I write tonight, late. I cannot sleep. I’ve been awake for hours, and more than I could imagine, originally. Dreaming of France on this evening, I wonder when I will back on her shores.
I dream of Normandy. I would love to see the beaches where our forces fought those oh-so-many years ago. Where they ran aground, ran upshore, and either lived or died. Those who fought against all odds have my utmost respect.
How do men decide something is worth fighting for? How do they decide to take a chance for something better? When do they decide that enough of the bad is really enough? When do they decide to move ahead, not knowing what’s coming or going, what they are losing or gaining, what they have to score? When do they know?

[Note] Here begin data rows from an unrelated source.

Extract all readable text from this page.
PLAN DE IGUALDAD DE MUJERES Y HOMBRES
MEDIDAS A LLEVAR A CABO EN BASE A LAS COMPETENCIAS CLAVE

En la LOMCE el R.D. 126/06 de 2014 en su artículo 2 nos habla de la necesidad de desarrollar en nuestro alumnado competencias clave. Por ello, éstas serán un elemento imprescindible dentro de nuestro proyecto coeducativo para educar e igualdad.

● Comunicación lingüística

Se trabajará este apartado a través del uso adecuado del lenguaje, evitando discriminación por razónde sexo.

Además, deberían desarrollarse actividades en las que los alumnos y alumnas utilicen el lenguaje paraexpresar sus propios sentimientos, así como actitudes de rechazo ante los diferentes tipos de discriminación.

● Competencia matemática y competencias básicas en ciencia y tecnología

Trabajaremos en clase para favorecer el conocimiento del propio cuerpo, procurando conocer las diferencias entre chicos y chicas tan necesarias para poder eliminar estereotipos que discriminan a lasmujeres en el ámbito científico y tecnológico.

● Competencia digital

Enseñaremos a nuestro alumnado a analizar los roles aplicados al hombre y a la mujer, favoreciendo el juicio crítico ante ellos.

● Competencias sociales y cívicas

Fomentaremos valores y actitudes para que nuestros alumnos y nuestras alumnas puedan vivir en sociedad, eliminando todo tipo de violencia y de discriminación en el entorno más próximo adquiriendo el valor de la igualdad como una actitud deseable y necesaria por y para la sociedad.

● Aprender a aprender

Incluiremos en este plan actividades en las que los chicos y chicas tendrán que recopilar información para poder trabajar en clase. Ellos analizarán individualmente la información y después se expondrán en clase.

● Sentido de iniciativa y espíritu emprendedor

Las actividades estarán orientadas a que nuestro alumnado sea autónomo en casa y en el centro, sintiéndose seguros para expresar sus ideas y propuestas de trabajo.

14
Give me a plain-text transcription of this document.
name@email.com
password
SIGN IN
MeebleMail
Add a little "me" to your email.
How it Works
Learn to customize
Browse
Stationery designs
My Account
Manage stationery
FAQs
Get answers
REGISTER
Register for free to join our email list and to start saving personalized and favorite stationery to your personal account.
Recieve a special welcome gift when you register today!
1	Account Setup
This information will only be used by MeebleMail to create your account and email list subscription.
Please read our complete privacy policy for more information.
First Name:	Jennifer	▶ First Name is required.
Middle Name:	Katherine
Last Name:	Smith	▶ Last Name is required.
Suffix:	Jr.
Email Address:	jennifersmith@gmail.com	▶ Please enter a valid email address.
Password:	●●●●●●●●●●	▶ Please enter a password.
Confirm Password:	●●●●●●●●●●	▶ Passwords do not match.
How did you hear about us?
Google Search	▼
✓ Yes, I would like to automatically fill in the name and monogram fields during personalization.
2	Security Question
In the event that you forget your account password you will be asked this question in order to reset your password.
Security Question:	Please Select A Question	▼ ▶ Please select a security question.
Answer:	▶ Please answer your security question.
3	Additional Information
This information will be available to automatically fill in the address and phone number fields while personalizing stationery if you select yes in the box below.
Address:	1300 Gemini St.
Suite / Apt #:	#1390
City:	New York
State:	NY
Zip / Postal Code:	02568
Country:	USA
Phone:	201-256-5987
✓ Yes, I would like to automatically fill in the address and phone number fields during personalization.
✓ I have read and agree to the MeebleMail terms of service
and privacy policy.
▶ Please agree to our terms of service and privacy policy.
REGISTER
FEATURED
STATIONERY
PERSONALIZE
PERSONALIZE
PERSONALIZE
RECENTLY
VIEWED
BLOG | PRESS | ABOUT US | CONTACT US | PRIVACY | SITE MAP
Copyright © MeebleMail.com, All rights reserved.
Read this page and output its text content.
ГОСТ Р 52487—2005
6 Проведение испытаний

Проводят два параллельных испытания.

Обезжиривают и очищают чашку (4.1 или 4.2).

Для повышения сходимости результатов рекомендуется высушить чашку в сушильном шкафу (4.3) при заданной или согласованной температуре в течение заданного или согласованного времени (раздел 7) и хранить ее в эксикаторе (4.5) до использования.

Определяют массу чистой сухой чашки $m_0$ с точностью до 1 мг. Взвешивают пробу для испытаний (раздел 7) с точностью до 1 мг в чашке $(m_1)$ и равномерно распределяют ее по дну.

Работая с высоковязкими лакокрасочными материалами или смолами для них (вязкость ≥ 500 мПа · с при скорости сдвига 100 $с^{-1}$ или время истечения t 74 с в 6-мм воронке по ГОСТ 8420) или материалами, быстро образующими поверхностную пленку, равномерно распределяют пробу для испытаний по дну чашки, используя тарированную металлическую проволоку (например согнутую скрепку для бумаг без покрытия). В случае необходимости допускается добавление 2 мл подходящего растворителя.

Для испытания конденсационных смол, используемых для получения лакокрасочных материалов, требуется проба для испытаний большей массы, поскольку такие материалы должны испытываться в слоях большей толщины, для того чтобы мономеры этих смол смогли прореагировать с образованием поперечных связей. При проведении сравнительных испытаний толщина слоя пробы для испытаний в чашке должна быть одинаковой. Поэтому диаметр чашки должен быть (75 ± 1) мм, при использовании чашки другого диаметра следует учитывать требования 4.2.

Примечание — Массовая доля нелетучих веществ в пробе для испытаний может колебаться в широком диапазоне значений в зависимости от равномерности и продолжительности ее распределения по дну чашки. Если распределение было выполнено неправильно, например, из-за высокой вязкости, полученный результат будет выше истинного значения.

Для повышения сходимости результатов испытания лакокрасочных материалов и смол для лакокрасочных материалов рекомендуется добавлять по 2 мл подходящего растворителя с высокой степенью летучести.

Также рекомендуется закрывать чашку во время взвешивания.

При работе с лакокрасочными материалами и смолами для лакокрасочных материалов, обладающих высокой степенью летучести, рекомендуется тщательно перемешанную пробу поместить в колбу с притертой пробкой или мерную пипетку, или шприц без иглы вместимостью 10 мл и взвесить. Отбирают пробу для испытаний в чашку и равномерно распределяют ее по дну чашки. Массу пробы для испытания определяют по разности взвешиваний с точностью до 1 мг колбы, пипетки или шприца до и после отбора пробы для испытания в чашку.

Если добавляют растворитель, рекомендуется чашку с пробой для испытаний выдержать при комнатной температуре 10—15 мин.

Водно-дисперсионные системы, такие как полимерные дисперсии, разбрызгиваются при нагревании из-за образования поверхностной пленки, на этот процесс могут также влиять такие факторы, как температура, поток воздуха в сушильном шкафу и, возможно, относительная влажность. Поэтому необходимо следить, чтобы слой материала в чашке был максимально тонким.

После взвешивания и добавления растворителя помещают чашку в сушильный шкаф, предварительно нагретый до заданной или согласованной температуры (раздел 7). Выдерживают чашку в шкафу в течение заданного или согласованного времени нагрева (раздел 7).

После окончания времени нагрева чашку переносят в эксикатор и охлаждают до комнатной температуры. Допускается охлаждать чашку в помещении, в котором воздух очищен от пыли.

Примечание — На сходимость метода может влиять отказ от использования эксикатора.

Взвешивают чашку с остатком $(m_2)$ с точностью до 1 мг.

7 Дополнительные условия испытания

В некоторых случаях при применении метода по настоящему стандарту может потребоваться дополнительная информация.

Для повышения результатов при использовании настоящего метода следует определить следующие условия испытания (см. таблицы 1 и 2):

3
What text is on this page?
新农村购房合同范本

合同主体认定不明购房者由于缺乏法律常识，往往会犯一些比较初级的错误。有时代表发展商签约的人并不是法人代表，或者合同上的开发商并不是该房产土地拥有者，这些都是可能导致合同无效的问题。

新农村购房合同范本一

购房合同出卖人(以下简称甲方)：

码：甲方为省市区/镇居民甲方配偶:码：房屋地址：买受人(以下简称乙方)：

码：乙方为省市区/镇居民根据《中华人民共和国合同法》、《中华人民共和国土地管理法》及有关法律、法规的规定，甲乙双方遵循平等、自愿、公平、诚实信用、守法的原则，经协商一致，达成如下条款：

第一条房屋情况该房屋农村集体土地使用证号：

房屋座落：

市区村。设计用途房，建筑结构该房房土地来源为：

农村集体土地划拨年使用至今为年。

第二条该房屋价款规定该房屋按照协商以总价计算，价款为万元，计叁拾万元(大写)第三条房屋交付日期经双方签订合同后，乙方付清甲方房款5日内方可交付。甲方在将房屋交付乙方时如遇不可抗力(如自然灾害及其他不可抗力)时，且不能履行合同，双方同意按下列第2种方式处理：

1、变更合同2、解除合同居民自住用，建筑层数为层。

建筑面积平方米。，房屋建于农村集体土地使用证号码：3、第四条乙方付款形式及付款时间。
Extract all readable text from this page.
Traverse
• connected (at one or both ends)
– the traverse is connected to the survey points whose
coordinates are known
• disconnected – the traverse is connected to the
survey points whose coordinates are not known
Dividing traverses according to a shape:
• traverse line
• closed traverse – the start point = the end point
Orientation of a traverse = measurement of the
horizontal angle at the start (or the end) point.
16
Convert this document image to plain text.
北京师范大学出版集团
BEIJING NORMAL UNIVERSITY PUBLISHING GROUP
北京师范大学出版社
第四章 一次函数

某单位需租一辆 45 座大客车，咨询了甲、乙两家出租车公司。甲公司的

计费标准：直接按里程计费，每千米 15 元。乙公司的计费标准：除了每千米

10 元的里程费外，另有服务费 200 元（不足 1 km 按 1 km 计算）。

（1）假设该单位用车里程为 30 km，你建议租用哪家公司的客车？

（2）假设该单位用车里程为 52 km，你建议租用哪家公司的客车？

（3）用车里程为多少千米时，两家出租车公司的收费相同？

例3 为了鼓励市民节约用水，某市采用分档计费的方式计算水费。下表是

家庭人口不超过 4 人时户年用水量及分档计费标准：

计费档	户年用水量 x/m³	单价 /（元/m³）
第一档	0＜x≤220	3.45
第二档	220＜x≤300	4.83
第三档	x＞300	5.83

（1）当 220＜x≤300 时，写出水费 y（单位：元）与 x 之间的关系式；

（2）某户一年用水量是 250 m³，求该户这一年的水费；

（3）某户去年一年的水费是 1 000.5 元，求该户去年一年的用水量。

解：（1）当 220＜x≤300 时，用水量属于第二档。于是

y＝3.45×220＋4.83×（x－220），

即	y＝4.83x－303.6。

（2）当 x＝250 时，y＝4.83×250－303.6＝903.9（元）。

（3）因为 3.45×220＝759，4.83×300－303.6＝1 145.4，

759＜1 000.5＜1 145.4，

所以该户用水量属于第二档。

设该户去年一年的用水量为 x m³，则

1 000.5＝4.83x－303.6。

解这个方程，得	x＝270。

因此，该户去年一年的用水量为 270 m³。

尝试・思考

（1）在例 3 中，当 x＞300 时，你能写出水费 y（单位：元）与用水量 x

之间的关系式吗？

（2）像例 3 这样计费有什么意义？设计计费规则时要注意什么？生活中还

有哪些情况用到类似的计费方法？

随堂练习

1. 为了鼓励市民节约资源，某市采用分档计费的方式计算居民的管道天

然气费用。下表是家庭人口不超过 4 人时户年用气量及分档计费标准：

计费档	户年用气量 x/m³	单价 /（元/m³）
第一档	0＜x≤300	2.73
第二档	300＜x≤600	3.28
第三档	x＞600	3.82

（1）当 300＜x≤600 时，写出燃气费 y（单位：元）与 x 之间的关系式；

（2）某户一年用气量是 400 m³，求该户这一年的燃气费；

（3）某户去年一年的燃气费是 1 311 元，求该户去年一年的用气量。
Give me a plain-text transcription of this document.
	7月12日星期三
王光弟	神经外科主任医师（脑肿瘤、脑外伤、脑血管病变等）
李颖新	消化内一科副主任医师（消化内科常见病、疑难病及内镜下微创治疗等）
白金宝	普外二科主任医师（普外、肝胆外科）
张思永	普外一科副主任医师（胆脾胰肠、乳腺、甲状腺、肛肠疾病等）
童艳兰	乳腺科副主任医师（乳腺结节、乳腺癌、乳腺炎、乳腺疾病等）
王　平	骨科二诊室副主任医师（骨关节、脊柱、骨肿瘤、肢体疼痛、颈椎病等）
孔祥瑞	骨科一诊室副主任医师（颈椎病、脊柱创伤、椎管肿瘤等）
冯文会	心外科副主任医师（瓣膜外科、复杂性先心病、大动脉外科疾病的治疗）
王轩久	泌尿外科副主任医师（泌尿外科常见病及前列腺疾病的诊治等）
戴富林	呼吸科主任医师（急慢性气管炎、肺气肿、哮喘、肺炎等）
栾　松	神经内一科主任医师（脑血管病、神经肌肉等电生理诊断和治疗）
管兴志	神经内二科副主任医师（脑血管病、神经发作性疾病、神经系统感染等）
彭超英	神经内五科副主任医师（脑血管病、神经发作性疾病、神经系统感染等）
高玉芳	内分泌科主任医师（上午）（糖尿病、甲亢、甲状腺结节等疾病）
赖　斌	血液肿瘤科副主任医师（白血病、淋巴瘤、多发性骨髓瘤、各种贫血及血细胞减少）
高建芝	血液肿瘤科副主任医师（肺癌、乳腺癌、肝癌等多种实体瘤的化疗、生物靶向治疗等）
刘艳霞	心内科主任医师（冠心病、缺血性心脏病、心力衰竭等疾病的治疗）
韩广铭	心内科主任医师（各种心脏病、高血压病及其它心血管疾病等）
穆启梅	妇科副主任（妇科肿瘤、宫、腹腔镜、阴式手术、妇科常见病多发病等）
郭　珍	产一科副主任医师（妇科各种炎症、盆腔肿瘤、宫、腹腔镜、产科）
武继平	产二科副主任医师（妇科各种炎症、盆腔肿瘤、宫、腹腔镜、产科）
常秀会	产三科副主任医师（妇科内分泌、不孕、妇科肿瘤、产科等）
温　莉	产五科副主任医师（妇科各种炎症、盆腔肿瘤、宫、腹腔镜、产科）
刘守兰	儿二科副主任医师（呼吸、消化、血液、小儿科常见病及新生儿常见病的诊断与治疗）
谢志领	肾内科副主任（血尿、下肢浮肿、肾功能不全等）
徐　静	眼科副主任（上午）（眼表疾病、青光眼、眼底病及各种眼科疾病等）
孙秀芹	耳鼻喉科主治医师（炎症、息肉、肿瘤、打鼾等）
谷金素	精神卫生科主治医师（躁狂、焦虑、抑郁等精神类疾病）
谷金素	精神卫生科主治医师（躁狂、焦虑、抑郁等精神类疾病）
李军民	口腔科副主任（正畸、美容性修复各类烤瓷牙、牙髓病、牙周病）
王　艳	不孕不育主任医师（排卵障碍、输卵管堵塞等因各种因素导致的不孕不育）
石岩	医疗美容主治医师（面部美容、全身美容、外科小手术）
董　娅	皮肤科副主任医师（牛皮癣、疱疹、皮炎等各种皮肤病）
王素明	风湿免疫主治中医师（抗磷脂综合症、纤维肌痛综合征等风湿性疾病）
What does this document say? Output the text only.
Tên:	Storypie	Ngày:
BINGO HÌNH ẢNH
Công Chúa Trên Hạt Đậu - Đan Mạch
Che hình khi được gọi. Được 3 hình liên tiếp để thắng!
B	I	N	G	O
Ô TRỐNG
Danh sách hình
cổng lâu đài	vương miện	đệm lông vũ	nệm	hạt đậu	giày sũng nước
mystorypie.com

I imagine myself, this late late evening, on the beaches at Normandy. With the wind in my hair, listening to the sea sail its sail through the wind. Putting its stark evidence against my own, setting itself apart from others. Making me believe in something real, unimagined, and clear. Something real. Something tangible. Something sensational and something obvious. Lives lost. Futures secured. Countries shattered or won. The end of time.
This evening has been full of reflection and thought. Full of happiness and absolutely no regret. Full of people who don’t whine. People who are happy with their lives as they’ve made them. Full of people who are not cynical, not remorseful, not jealous of others. For that is what we strive to be, if I am knowledgeable at all. All of us want to be something, even if it’s for a small bit of time. For that is all we are given – a small bit of time, in the grand scheme of things, right?
Sometimes I channel my inner Hemmingway Thinking of writers before me, in their madness, their insecurities, their angst, their energy, their willingness to succeed or fail – whichever their writings and musings led them to be. The books in my own gallery surround me, haunt me, pull at me. Telling me stories of the past. The one from 1834 (not a typo), even, wanting me to know that its 180 year history is enough to make it stronger than my own persuasion. Make it more a person, more a human than I. In a way, that book makes me know that my own life is infantisimal in a way. After all, Columbus discovered America, us, in 1492, give or take, right?
Being a descendent of Native Americans, Lillian and her tribe, I am an original occupant, at least part-way. I belong here. This land is my land, this land is your land, right? On this evening, so silent as it may be, I wonder back to the times when it was, perhaps, noisy from drumbeats. From horse hooves. From pipers. From peace pipes. When it was a different land. My ancestors were here. They lived here. They died here. They may have owned this piece of land, in the distant past. If only we still did abstracts in Arkansas!
I am a property nerd. A sentimental middle-aged (ugh) fool, someone who wants, yearns, desires, for greatness, if only for her prodigy. Lady Justice stares at me this long evening, hand held high, holding her scales and her sword, longing to kick somebody’s ass. That’s what, I have decided, the sword is for, in essence.
It has been a night of reflection. A night where I cannot, yet again, sleep. Sleep evades me. But, I am, and have always been, a night owl. I would stay in the closet, in the kitched of my old house at my parents’ place, phone cord wrapped around the corner, under the closet door, talking to my friends until the wee hours. Sleeping until I had to go to work the next morning. Wishing my friends lived closer. Wishing, like most teen girls do, that I could sneak off in the night with my boyfriend and sneak back in in the morning, although I never tried it. Too scared of my parents’ wrath, but too respectful at the same time. Musing. Gone.
On this silent evening, I heard the coyotes sing their lonesome song. They sang for an hour while I was on the phone with a friend. Maybe they were waiting for me to stop talking. Looking for my white fuzzy child in the darkness, slow and cute as she may be, a tasty meal for them. She, nestled beside me like some barnacle on a ship’s side. Clinging, hopeful, Ready for the journey. Wherever it may take us.
Silent night. Holy night. In the darkenss, with the rain, The avalanche of droplets on my head, above the rooftops, dripping down the rain gutters.
Now, to buy a rain chain. I must. It is my destiny.